Sebelah tangan Idran fokus menyetir--meskipun posisi begini terbilang berbahaya--sedangkan tangan yang lain mengusap perut Merlin. "Ow!" Idran menarik tangannya, nampak takjub sambil menatap perut Merlin, "Apa itu tadi?" Idran kembali meletakkan tangan ke perut Merlin, "Wah, Lin! Dia baru aja nendang, kayaknya .. coba aku cek lagi." Idran mengusap-ngusap perut Merlin, gerakan didalam sana semakin terasa. Idran tertawa gembira, berubah gemas. "Keponakan Om semangat sekali, ya?"

Merlin tertular rasa bahagia, lalu memperingatkan Idran yang berhenti fokus pada jalanan. "Nanti kecelakaan, loh Id."

Idran terkekeh lalu menepikan mobil, dan kembali menangkup perut Merlin, mendekatkan mulut dan telinga ke perut buncitnya, "Halo .. Helo .. ola .. Hai .. ohayo .. Pa Kabar keponakan Om? Udah nggak sabar keluar, ya?
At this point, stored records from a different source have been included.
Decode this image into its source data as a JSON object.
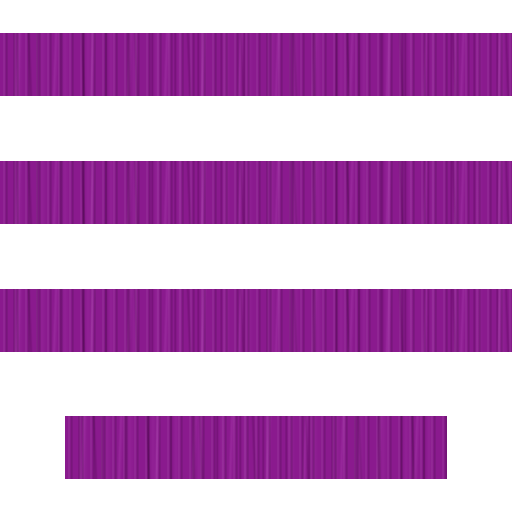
{
  "icon": {
    "name": "justify-center-align-icon",
    "line_count": 4,
    "colors": {
      "bar": "#8a1a8e",
      "background": "#ffffff"
    },
    "texture": "purple-wood-grain"
  }
}
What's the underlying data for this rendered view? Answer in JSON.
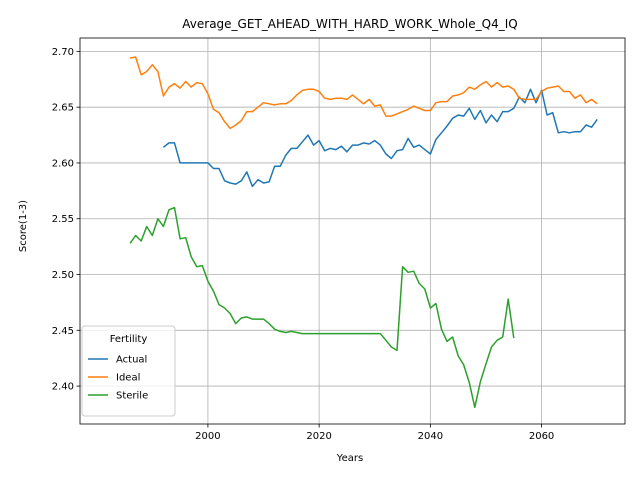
{
  "chart_data": {
    "type": "line",
    "title": "Average_GET_AHEAD_WITH_HARD_WORK_Whole_Q4_IQ",
    "xlabel": "Years",
    "ylabel": "Score(1-3)",
    "xlim": [
      1977,
      2075
    ],
    "ylim": [
      2.366,
      2.712
    ],
    "xticks": [
      2000,
      2020,
      2040,
      2060
    ],
    "yticks": [
      2.4,
      2.45,
      2.5,
      2.55,
      2.6,
      2.65,
      2.7
    ],
    "grid": true,
    "legend": {
      "title": "Fertility",
      "position": "lower-left"
    },
    "series": [
      {
        "name": "Actual",
        "color": "#1f77b4",
        "x": [
          1992,
          1993,
          1994,
          1995,
          1996,
          1997,
          1998,
          1999,
          2000,
          2001,
          2002,
          2003,
          2004,
          2005,
          2006,
          2007,
          2008,
          2009,
          2010,
          2011,
          2012,
          2013,
          2014,
          2015,
          2016,
          2017,
          2018,
          2019,
          2020,
          2021,
          2022,
          2023,
          2024,
          2025,
          2026,
          2027,
          2028,
          2029,
          2030,
          2031,
          2032,
          2033,
          2034,
          2035,
          2036,
          2037,
          2038,
          2039,
          2040,
          2041,
          2042,
          2043,
          2044,
          2045,
          2046,
          2047,
          2048,
          2049,
          2050,
          2051,
          2052,
          2053,
          2054,
          2055,
          2056,
          2057,
          2058,
          2059,
          2060,
          2061,
          2062,
          2063,
          2064,
          2065,
          2066,
          2067,
          2068,
          2069,
          2070
        ],
        "y": [
          2.614,
          2.618,
          2.618,
          2.6,
          2.6,
          2.6,
          2.6,
          2.6,
          2.6,
          2.595,
          2.595,
          2.584,
          2.582,
          2.581,
          2.584,
          2.592,
          2.579,
          2.585,
          2.582,
          2.583,
          2.597,
          2.597,
          2.607,
          2.613,
          2.613,
          2.619,
          2.625,
          2.616,
          2.62,
          2.611,
          2.613,
          2.612,
          2.615,
          2.61,
          2.616,
          2.616,
          2.618,
          2.617,
          2.62,
          2.616,
          2.608,
          2.604,
          2.611,
          2.612,
          2.622,
          2.614,
          2.616,
          2.612,
          2.608,
          2.621,
          2.627,
          2.633,
          2.64,
          2.643,
          2.642,
          2.649,
          2.639,
          2.647,
          2.636,
          2.643,
          2.637,
          2.646,
          2.646,
          2.649,
          2.659,
          2.654,
          2.666,
          2.654,
          2.665,
          2.643,
          2.645,
          2.627,
          2.628,
          2.627,
          2.628,
          2.628,
          2.634,
          2.632,
          2.639
        ]
      },
      {
        "name": "Ideal",
        "color": "#ff7f0e",
        "x": [
          1986,
          1987,
          1988,
          1989,
          1990,
          1991,
          1992,
          1993,
          1994,
          1995,
          1996,
          1997,
          1998,
          1999,
          2000,
          2001,
          2002,
          2003,
          2004,
          2005,
          2006,
          2007,
          2008,
          2009,
          2010,
          2011,
          2012,
          2013,
          2014,
          2015,
          2016,
          2017,
          2018,
          2019,
          2020,
          2021,
          2022,
          2023,
          2024,
          2025,
          2026,
          2027,
          2028,
          2029,
          2030,
          2031,
          2032,
          2033,
          2034,
          2035,
          2036,
          2037,
          2038,
          2039,
          2040,
          2041,
          2042,
          2043,
          2044,
          2045,
          2046,
          2047,
          2048,
          2049,
          2050,
          2051,
          2052,
          2053,
          2054,
          2055,
          2056,
          2057,
          2058,
          2059,
          2060,
          2061,
          2062,
          2063,
          2064,
          2065,
          2066,
          2067,
          2068,
          2069,
          2070
        ],
        "y": [
          2.694,
          2.695,
          2.679,
          2.682,
          2.688,
          2.682,
          2.66,
          2.668,
          2.671,
          2.667,
          2.673,
          2.668,
          2.672,
          2.671,
          2.662,
          2.648,
          2.645,
          2.637,
          2.631,
          2.634,
          2.638,
          2.646,
          2.646,
          2.65,
          2.654,
          2.653,
          2.652,
          2.653,
          2.653,
          2.656,
          2.661,
          2.665,
          2.666,
          2.666,
          2.664,
          2.658,
          2.657,
          2.658,
          2.658,
          2.657,
          2.661,
          2.657,
          2.653,
          2.657,
          2.651,
          2.652,
          2.642,
          2.642,
          2.644,
          2.646,
          2.648,
          2.651,
          2.649,
          2.647,
          2.647,
          2.654,
          2.655,
          2.655,
          2.66,
          2.661,
          2.663,
          2.668,
          2.666,
          2.67,
          2.673,
          2.668,
          2.672,
          2.668,
          2.669,
          2.666,
          2.658,
          2.657,
          2.657,
          2.657,
          2.664,
          2.667,
          2.668,
          2.669,
          2.664,
          2.664,
          2.658,
          2.661,
          2.654,
          2.657,
          2.653
        ]
      },
      {
        "name": "Sterile",
        "color": "#2ca02c",
        "x": [
          1986,
          1987,
          1988,
          1989,
          1990,
          1991,
          1992,
          1993,
          1994,
          1995,
          1996,
          1997,
          1998,
          1999,
          2000,
          2001,
          2002,
          2003,
          2004,
          2005,
          2006,
          2007,
          2008,
          2009,
          2010,
          2011,
          2012,
          2013,
          2014,
          2015,
          2016,
          2017,
          2018,
          2019,
          2020,
          2021,
          2022,
          2023,
          2024,
          2025,
          2026,
          2027,
          2028,
          2029,
          2030,
          2031,
          2032,
          2033,
          2034,
          2035,
          2036,
          2037,
          2038,
          2039,
          2040,
          2041,
          2042,
          2043,
          2044,
          2045,
          2046,
          2047,
          2048,
          2049,
          2050,
          2051,
          2052,
          2053,
          2054,
          2055
        ],
        "y": [
          2.528,
          2.535,
          2.53,
          2.543,
          2.535,
          2.55,
          2.543,
          2.558,
          2.56,
          2.532,
          2.533,
          2.516,
          2.507,
          2.508,
          2.494,
          2.485,
          2.473,
          2.47,
          2.465,
          2.456,
          2.461,
          2.462,
          2.46,
          2.46,
          2.46,
          2.456,
          2.451,
          2.449,
          2.448,
          2.449,
          2.448,
          2.447,
          2.447,
          2.447,
          2.447,
          2.447,
          2.447,
          2.447,
          2.447,
          2.447,
          2.447,
          2.447,
          2.447,
          2.447,
          2.447,
          2.447,
          2.441,
          2.435,
          2.432,
          2.507,
          2.502,
          2.503,
          2.492,
          2.487,
          2.47,
          2.474,
          2.451,
          2.44,
          2.444,
          2.427,
          2.419,
          2.403,
          2.381,
          2.404,
          2.42,
          2.435,
          2.441,
          2.444,
          2.478,
          2.443
        ]
      }
    ]
  }
}
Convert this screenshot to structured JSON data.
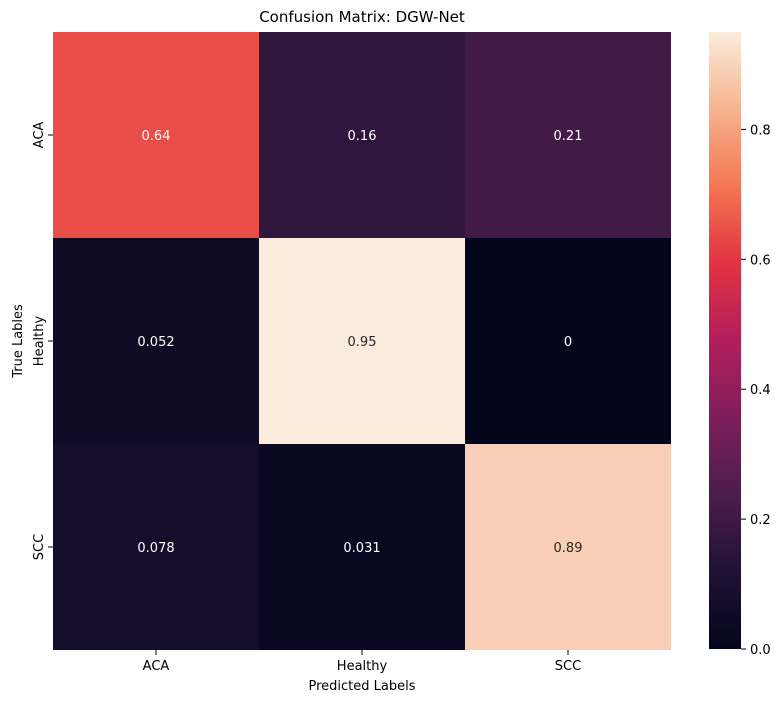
{
  "chart_data": {
    "type": "heatmap",
    "title": "Confusion Matrix: DGW-Net",
    "xlabel": "Predicted Labels",
    "ylabel": "True Lables",
    "x_categories": [
      "ACA",
      "Healthy",
      "SCC"
    ],
    "y_categories": [
      "ACA",
      "Healthy",
      "SCC"
    ],
    "matrix": [
      [
        0.64,
        0.16,
        0.21
      ],
      [
        0.052,
        0.95,
        0
      ],
      [
        0.078,
        0.031,
        0.89
      ]
    ],
    "cell_labels": [
      [
        "0.64",
        "0.16",
        "0.21"
      ],
      [
        "0.052",
        "0.95",
        "0"
      ],
      [
        "0.078",
        "0.031",
        "0.89"
      ]
    ],
    "colorbar": {
      "range": [
        0,
        0.95
      ],
      "ticks": [
        0,
        0.2,
        0.4,
        0.6,
        0.8
      ],
      "tick_labels": [
        "0.0",
        "0.2",
        "0.4",
        "0.6",
        "0.8"
      ]
    },
    "colormap": "rocket",
    "colormap_stops": [
      "#03051a",
      "#1f1234",
      "#4c1d4b",
      "#7e1e5b",
      "#b21e5c",
      "#e13342",
      "#f37651",
      "#f6b48f",
      "#faebdd"
    ]
  }
}
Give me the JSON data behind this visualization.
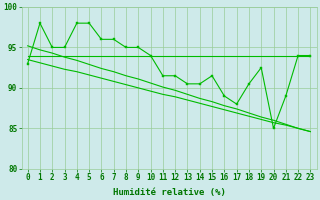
{
  "x": [
    0,
    1,
    2,
    3,
    4,
    5,
    6,
    7,
    8,
    9,
    10,
    11,
    12,
    13,
    14,
    15,
    16,
    17,
    18,
    19,
    20,
    21,
    22,
    23
  ],
  "line_jagged": [
    93,
    98,
    95,
    95,
    98,
    98,
    96,
    96,
    95,
    95,
    94,
    91.5,
    91.5,
    90.5,
    90.5,
    91.5,
    89,
    88,
    90.5,
    92.5,
    85,
    89,
    94,
    94
  ],
  "line_flat": [
    94,
    94,
    94,
    94,
    94,
    94,
    94,
    94,
    94,
    94,
    94,
    94,
    94,
    94,
    94,
    94,
    94,
    94,
    94,
    94,
    94,
    94,
    94,
    94
  ],
  "line_diag1": [
    95.2,
    94.7,
    94.3,
    93.8,
    93.4,
    92.9,
    92.4,
    92.0,
    91.5,
    91.1,
    90.6,
    90.1,
    89.7,
    89.2,
    88.7,
    88.3,
    87.8,
    87.4,
    86.9,
    86.4,
    86.0,
    85.5,
    85.0,
    84.6
  ],
  "line_diag2": [
    93.5,
    93.1,
    92.7,
    92.3,
    92.0,
    91.6,
    91.2,
    90.8,
    90.4,
    90.0,
    89.6,
    89.2,
    88.9,
    88.5,
    88.1,
    87.7,
    87.3,
    86.9,
    86.5,
    86.1,
    85.7,
    85.4,
    85.0,
    84.6
  ],
  "xlabel": "Humidité relative (%)",
  "ylim": [
    80,
    100
  ],
  "xlim": [
    -0.5,
    23.5
  ],
  "yticks": [
    80,
    85,
    90,
    95,
    100
  ],
  "xticks": [
    0,
    1,
    2,
    3,
    4,
    5,
    6,
    7,
    8,
    9,
    10,
    11,
    12,
    13,
    14,
    15,
    16,
    17,
    18,
    19,
    20,
    21,
    22,
    23
  ],
  "line_color": "#00bb00",
  "bg_color": "#ceeaea",
  "grid_color": "#99cc99",
  "axis_color": "#007700",
  "tick_fontsize": 5.5,
  "xlabel_fontsize": 6.5
}
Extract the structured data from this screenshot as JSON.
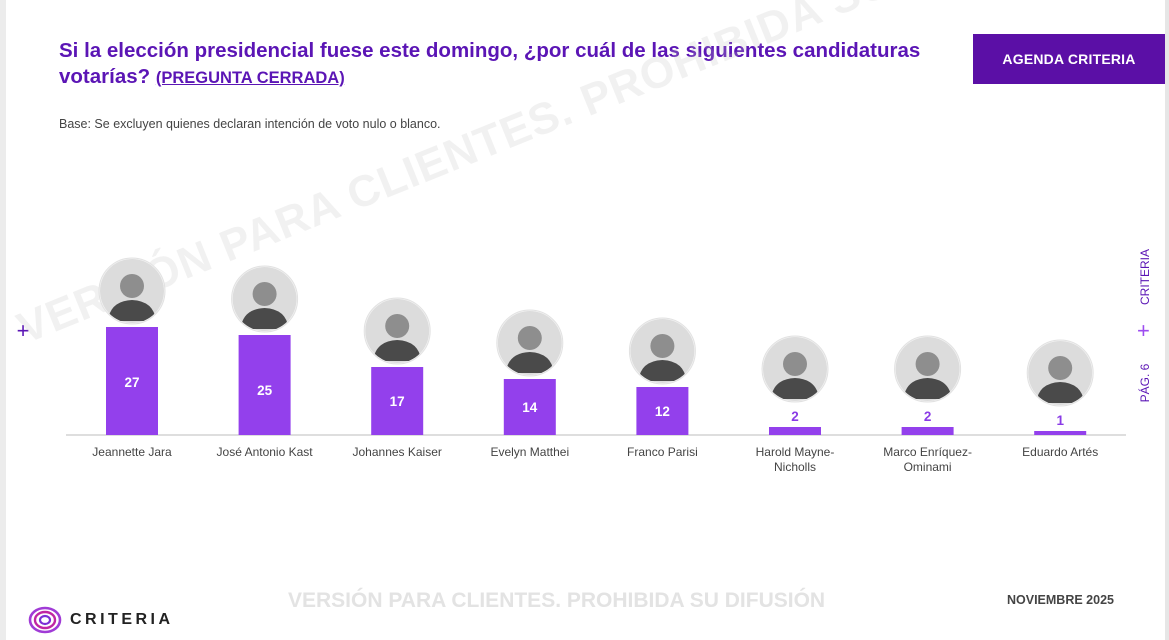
{
  "title": {
    "main": "Si la elección presidencial fuese este domingo, ¿por cuál de las siguientes candidaturas votarías?",
    "qualifier": "(PREGUNTA CERRADA)"
  },
  "badge": "AGENDA CRITERIA",
  "base_note": "Base: Se excluyen quienes declaran intención de voto nulo o blanco.",
  "side": {
    "brand": "CRITERIA",
    "page": "PÁG. 6"
  },
  "watermark": "VERSIÓN PARA CLIENTES. PROHIBIDA SU DIFUSIÓN",
  "date": "NOVIEMBRE 2025",
  "logo_text": "CRITERIA",
  "colors": {
    "accent": "#5b15b5",
    "bar": "#9340ec",
    "badge": "#5b0fa6"
  },
  "chart_data": {
    "type": "bar",
    "categories": [
      "Jeannette Jara",
      "José Antonio Kast",
      "Johannes Kaiser",
      "Evelyn Matthei",
      "Franco Parisi",
      "Harold Mayne-Nicholls",
      "Marco Enríquez-Ominami",
      "Eduardo Artés"
    ],
    "tick_lines": [
      [
        "Jeannette Jara"
      ],
      [
        "José Antonio Kast"
      ],
      [
        "Johannes Kaiser"
      ],
      [
        "Evelyn Matthei"
      ],
      [
        "Franco Parisi"
      ],
      [
        "Harold Mayne-",
        "Nicholls"
      ],
      [
        "Marco Enríquez-",
        "Ominami"
      ],
      [
        "Eduardo Artés"
      ]
    ],
    "values": [
      27,
      25,
      17,
      14,
      12,
      2,
      2,
      1
    ],
    "ylim": [
      0,
      27
    ],
    "grid": false,
    "legend": "none",
    "data_labels": "inside-top for large bars, above for small bars"
  }
}
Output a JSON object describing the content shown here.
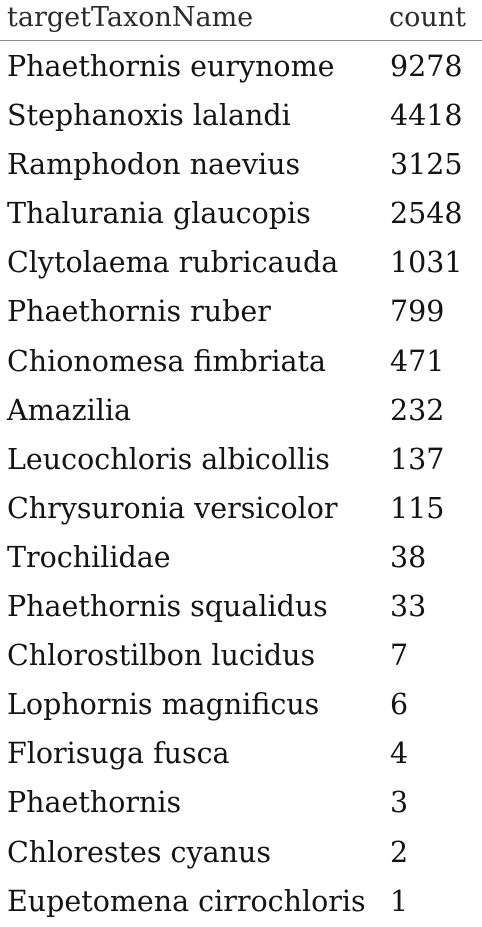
{
  "table": {
    "columns": [
      "targetTaxonName",
      "count"
    ],
    "rows": [
      {
        "name": "Phaethornis eurynome",
        "count": "9278"
      },
      {
        "name": "Stephanoxis lalandi",
        "count": "4418"
      },
      {
        "name": "Ramphodon naevius",
        "count": "3125"
      },
      {
        "name": "Thalurania glaucopis",
        "count": "2548"
      },
      {
        "name": "Clytolaema rubricauda",
        "count": "1031"
      },
      {
        "name": "Phaethornis ruber",
        "count": "799"
      },
      {
        "name": "Chionomesa fimbriata",
        "count": "471"
      },
      {
        "name": "Amazilia",
        "count": "232"
      },
      {
        "name": "Leucochloris albicollis",
        "count": "137"
      },
      {
        "name": "Chrysuronia versicolor",
        "count": "115"
      },
      {
        "name": "Trochilidae",
        "count": "38"
      },
      {
        "name": "Phaethornis squalidus",
        "count": "33"
      },
      {
        "name": "Chlorostilbon lucidus",
        "count": "7"
      },
      {
        "name": "Lophornis magnificus",
        "count": "6"
      },
      {
        "name": "Florisuga fusca",
        "count": "4"
      },
      {
        "name": "Phaethornis",
        "count": "3"
      },
      {
        "name": "Chlorestes cyanus",
        "count": "2"
      },
      {
        "name": "Eupetomena cirrochloris",
        "count": "1"
      }
    ]
  }
}
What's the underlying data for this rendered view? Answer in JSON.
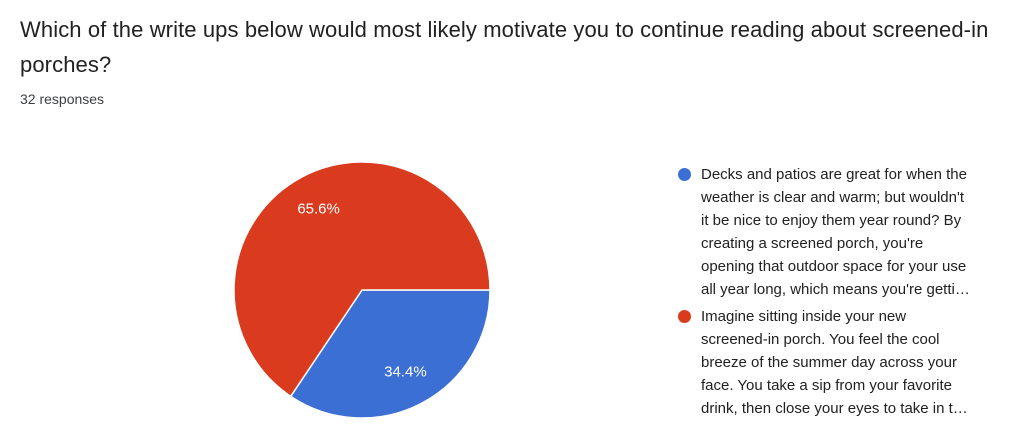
{
  "chart_data": {
    "type": "pie",
    "title": "Which of the write ups below would most likely motivate you to continue reading about screened-in porches?",
    "subtitle": "32 responses",
    "total_responses": 32,
    "legend_position": "right",
    "start_angle_deg": 0,
    "direction": "clockwise",
    "slice_label_color": "#ffffff",
    "slices": [
      {
        "legend_text": "Decks and patios are great for when the weather is clear and warm; but wouldn't it be nice to enjoy them year round? By creating a screened porch, you're opening that outdoor space for your use all year long, which means you're getti…",
        "pct": 34.4,
        "value_label": "34.4%",
        "color": "#3b6fd3"
      },
      {
        "legend_text": "Imagine sitting inside your new screened-in porch. You feel the cool breeze of the summer day across your face. You take a sip from your favorite drink, then close your eyes to take in t…",
        "pct": 65.6,
        "value_label": "65.6%",
        "color": "#da3b1e"
      }
    ]
  },
  "colors": {
    "background": "#ffffff",
    "title_text": "#212121",
    "secondary_text": "#3c4043"
  }
}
Kalau keluar nanti jangan gede-gede amat, ya, kasian Mama Merlin ngeluarinnya. Kalau udah keluar, baru boleh gede, gendut sekalian kayak Om Od. Tapi gantengnya kayak Om Id, ya?"

Idran mendongak ke wajah Merlin, tersenyum semringah. "Kayaknya dia jawab Lin, karna pake bahasa bayi, jadinya kita nggak ngerti."

Merlin tertawa kecil, mengangguk saja. Mengiakan semua khayalan Idran.

Masih dengan telapak tangan yang menangkup perut Merlin, Idran menegapkan punggung dan menatap wajah Merlin, memanggil lembut, "Lin."

"Hem?" Merlin bergumam, balik menatap wajah Idran.

"Kalau aku ingin jadi Ayah dari anak ini, kamu ngizinin?"

Merlin semringah, menjawab antusias. "Tentu saja, Id. Redran pernah bilang, jika aku membutuhkan seorang Ayah dari bayiku, aku masih punya kalian untuk mengisi peran itu. Bayi ini takkan pernah kesepian, bukan?"

Idran menggeleng, "maksudku, menjadi ayah dari bayi ini, dengan menikahi Ibunya?"

Sontak Merlin tertegun. Menatap Idran tidak percaya.

"Bayi ini tidak hanya membutuhkan seorang Ayah, tapi Ibunya juga membutuhkan seorang suami yang mencintainya, bukan?"

"Id .." Merlin tercekat.

Idran tersenyum, lalu mendekatkan bibir ditelinga Merlin untuk berbisik, "Karna aku percaya padamu, maka aku akan membagi satu rahasiaku kepadamu, Lin."

"Lin .." Idran berbisik lirih, "kamu itu perempuan spesial."